For a short while after the war it looked as if Britain would stay out of the nuclear race, which seemed to the Attlee government expensive and difficult. Key ministers argued against trying to join it. Had Ernest Bevin, Britain’s post-war Foreign Secretary, not been a prickly patriot, perhaps Britain would have stayed non-nuclear. But after being patronized by his American opposite number, Bevin told his colleagues that he wanted no British Foreign Secretary to be treated that way again. It was a matter of national status, said Ernie. ‘We’ve got to have this thing over here, whatever it costs. We’ve got to have the bloody Union Jack on top of it.’ This was an agonizing struggle, far harder than was admitted. Churchill had had a private wartime deal with President Roosevelt. Both countries would seek the other’s permission before using nuclear weapons. Information would be shared. Britain would not develop civil nuclear power without Washington’s agreement. This was effectively torn up by the Americans in 1946 with the McMahon Act, which prohibited the sharing of nuclear information or technology. When Attlee tried to revive nuclear cooperation after the war, the White House ignored his letter and the US copy of the secret Churchill-Roosevelt agreement was conveniently lost in the wrong file. A few years after that early breakthrough by the refugees in Birmingham, Britain was far behind the Americans, without access to their work.

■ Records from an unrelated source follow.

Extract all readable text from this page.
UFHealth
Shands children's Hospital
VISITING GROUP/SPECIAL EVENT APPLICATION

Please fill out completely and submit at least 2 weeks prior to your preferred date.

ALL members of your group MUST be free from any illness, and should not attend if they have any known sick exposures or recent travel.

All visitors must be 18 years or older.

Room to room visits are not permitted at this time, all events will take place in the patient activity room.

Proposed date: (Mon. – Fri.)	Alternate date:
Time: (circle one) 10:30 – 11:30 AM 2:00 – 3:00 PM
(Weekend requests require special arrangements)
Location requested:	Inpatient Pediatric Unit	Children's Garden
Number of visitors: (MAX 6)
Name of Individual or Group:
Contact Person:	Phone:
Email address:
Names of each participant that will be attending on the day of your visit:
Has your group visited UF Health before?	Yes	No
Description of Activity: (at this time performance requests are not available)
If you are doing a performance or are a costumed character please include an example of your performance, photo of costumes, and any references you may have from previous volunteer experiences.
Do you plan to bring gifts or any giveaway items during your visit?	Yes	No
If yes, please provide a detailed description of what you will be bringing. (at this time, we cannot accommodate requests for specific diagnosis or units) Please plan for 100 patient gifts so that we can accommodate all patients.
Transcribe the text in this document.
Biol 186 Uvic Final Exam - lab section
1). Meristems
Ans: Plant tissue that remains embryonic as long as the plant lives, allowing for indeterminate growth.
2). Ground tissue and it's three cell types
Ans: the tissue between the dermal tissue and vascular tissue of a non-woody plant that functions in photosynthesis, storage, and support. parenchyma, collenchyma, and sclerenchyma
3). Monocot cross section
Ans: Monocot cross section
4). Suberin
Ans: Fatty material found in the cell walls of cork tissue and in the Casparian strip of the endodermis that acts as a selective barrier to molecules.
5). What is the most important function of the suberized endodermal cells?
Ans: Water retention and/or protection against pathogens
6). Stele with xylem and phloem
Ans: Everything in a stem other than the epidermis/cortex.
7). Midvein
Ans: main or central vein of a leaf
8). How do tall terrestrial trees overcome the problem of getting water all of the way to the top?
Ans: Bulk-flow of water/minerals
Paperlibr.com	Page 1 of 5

The decision to develop the first A-bombs had been a secret even from Churchill in opposition, who later told the Commons: ‘I was not aware until I took office that not only had the Socialist Government made the atomic bomb as a matter of research, but that they had created at the expense of scores of millions of pounds the important plant necessary for its regular production.’ Though private assessments of the threat posed by the Soviet Union were drawn up within months of the end of the war, right from the start i
n the cabinet committee papers there is the curious and unmistakeable fact that the Soviet menace is rarely at the top of the argument about the British bomb. It is all about the Americans. First, in the Bevin years, it is about status and old-fashioned bulldog pride.